使用Python每x行处理文件的一部分

2 投票
4 回答
1818 浏览
提问于 2025-04-16 21:51

我想做的是从一个叫DATA.txt的文件中,每隔y行读取z行,然后对这部分行执行一个叫find的函数。也就是说,我想跳过前y行;读取接下来的z行;对刚读取的这些行执行find函数;再跳过接下来的y行;然后重复这个过程,直到文件的末尾(文件名通过sys.argv[1]传入)。

我现在的代码让lines这个变量里充满了空行,我不太明白为什么会这样。如果需要的话,我可以提供find函数的代码,但我觉得这样更简单。

如果有人想提出完全不同的做法,我也很乐意,只要我能理解发生了什么就行。

编辑:我之前漏掉了一些括号,但加上去后问题并没有解决。

import sys
import operator
import linecache
def find(arg)
    ...
x=0
while x<int(sys.argv[1]):
   x+=1 
   if mod(x, y)==0:
       for i in range(x,x+z):
           block=linecache.getline('DATA.txt', i)
           g = open('tmp','a+')
           g.write(block)
           linecache.clearcache()
           lines=g.read()
           find(lines)
           g.close()
   else:
       pass
g.close()
f.close()

4 个回答

0

在“不同的方法”这一类中,我提供了这个(行号显然只是为了显示):

  1 """
  2 Reading line lines from DATA.txt, first skip 3 lines, then print 2 lines,
  3 then skip 3 more lines, etc.
  4 """
  5 
  6 def my_print(l):
  7     if (my_print.skip_counter > 0):
  8         my_print.skip_counter -= 1
  9     else:
 10         if (my_print.print_counter > 0):
 11             my_print.print_counter -= 1
 12             print l,
 13         else:
 14             my_print.skip_counter = my_print.skip_size
 15             my_print.print_counter = my_print.print_size
 16             my_print(l)
 17 
 18 my_print.skip_size = 3
 19 my_print.skip_counter = my_print.skip_size
 20 
 21 my_print.print_size = 2
 22 my_print.print_counter = my_print.print_size
 23 
 24 data = open('DATA.txt')
 25 for line in data:
 26     my_print(line)

改进这个的第一种方法是把 my_print() 放在一个类里面(把你的 x 和 y 作为类的成员变量)。如果你想要一些真正“符合 Python 风格”的东西,那你可以用生成器来让它更炫酷。

2

编辑: 尝试下面的内容,我觉得我现在对你想做的事情有了更好的理解。

g = open('tmp','a+')
while x<int(sys.argv[1]):
   x+=1 
   if mod(x, y)==0:
       curr = g.tell()
       for i in range(x,x+z):
           block=linecache.getline('DATA.txt', i)
           g.write(block)
           linecache.clearcache()
       g.seek(curr)
       lines = g.read()
       find(lines)
   else:
       pass
g.close()
1

Maimon,你的代码在索引方面是错的。

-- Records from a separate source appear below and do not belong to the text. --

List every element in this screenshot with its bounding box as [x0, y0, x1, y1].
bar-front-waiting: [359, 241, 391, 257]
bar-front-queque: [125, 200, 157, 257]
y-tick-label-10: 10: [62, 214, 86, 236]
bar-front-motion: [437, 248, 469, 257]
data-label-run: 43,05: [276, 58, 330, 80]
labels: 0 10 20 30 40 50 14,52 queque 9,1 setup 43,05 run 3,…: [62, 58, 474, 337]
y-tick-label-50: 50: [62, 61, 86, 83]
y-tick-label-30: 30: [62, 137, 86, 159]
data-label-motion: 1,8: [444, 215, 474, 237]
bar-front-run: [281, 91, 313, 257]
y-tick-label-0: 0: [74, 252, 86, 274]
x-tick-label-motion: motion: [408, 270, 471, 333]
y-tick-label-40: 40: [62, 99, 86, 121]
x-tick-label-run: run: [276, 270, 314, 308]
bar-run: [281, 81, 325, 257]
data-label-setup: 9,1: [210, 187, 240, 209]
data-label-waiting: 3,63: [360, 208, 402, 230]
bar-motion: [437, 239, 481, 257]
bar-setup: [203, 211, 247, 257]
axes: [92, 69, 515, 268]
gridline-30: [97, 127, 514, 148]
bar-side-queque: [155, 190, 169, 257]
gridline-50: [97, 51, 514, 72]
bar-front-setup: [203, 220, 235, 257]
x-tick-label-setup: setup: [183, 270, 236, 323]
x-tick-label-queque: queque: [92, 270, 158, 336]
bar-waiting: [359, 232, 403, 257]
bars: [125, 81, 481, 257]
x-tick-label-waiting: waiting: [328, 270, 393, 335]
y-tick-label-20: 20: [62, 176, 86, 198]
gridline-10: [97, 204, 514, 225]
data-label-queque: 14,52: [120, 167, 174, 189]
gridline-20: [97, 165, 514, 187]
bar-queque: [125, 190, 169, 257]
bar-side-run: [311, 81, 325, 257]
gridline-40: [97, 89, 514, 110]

而Andrew的代码也有问题,因为他是以你的代码为基础的。

看看我去掉了g相关行后的Andrew代码的结果:

import sys
import operator
import linecache

x=0
y=7  # to skip
z=3  # to print

#g = open('tmp','a+')
while x<23:
    x+=1
    print 'x==',x
    if operator.mod(x, y)==0:
        #curr = g.tell()
        for i in range(x,x+z):
            block=linecache.getline('poem.txt', i)
            print 'block==',repr(block)
            #g.write(block)
            linecache.clearcache()
            #g.seek(curr)
            #lines = g.read()
            #find(lines)

    else:
        pass

#g.close()

这个代码应用在一个名为'poem.txt'的文件上,这个文件有24行:

1 In such a night, when every louder wind
2 Is to its distant cavern safe confined;
3 And only gentle Zephyr fans his wings,
4 And lonely Philomel, still waking, sings;
5 Or from some tree, famed for the owl's delight,
6 She, hollowing clear, directs the wand'rer right:
7 In such a night, when passing clouds give place,
8 Or thinly veil the heav'ns' mysterious face;
9 When in some river, overhung with green,
10 The waving moon and trembling leaves are seen;
11 When freshened grass now bears itself upright,
12 And makes cool banks to pleasing rest invite,
13 Whence springs the woodbind, and the bramble-rose,
14 And where the sleepy cowslip sheltered grows;
15 Whilst now a paler hue the foxglove takes,
16 Yet checkers still with red the dusky brakes
17 When scattered glow-worms, but in twilight fine,
18 Shew trivial beauties watch their hour to shine;
19 Whilst Salisb'ry stands the test of every light,
20 In perfect charms, and perfect virtue bright:
21 When odors, which declined repelling day,
22 Through temp'rate air uninterrupted stray;
23 When darkened groves their softest shadows wear,
24 And falling waters we distinctly hear;

结果是:

x== 1
x== 2
x== 3
x== 4
x== 5
x== 6
x== 7
block== '7 In such a night, when passing clouds give place,\n'
block== "8 Or thinly veil the heav'ns' mysterious face;\n"
block== '9 When in some river, overhung with green,\n'
x== 8
x== 9
x== 10
x== 11
x== 12
x== 13
x== 14
block== '14 And where the sleepy cowslip sheltered grows;\n'
block== '15 Whilst now a paler hue the foxglove takes,\n'
block== '16 Yet checkers still with red the dusky brakes\n'
x== 15
x== 16
x== 17
x== 18
x== 19
x== 20
x== 21
block== '21 When odors, which declined repelling day,\n'
block== "22 Through temp'rate air uninterrupted stray;\n"
block== '23 When darkened groves their softest shadows wear,\n'
x== 22
x== 23
x== 24
x== 25

我选择了y=7来跳过7行,但第7行还是被打印出来了。

而且,计数在打印完第7、8、9行(我选择了z=3)后,接着是8、9、10...,而不是继续10、11、12...。接下来打印的3行是14、15、16,而应该是7行之后的3行,也就是11、12、13。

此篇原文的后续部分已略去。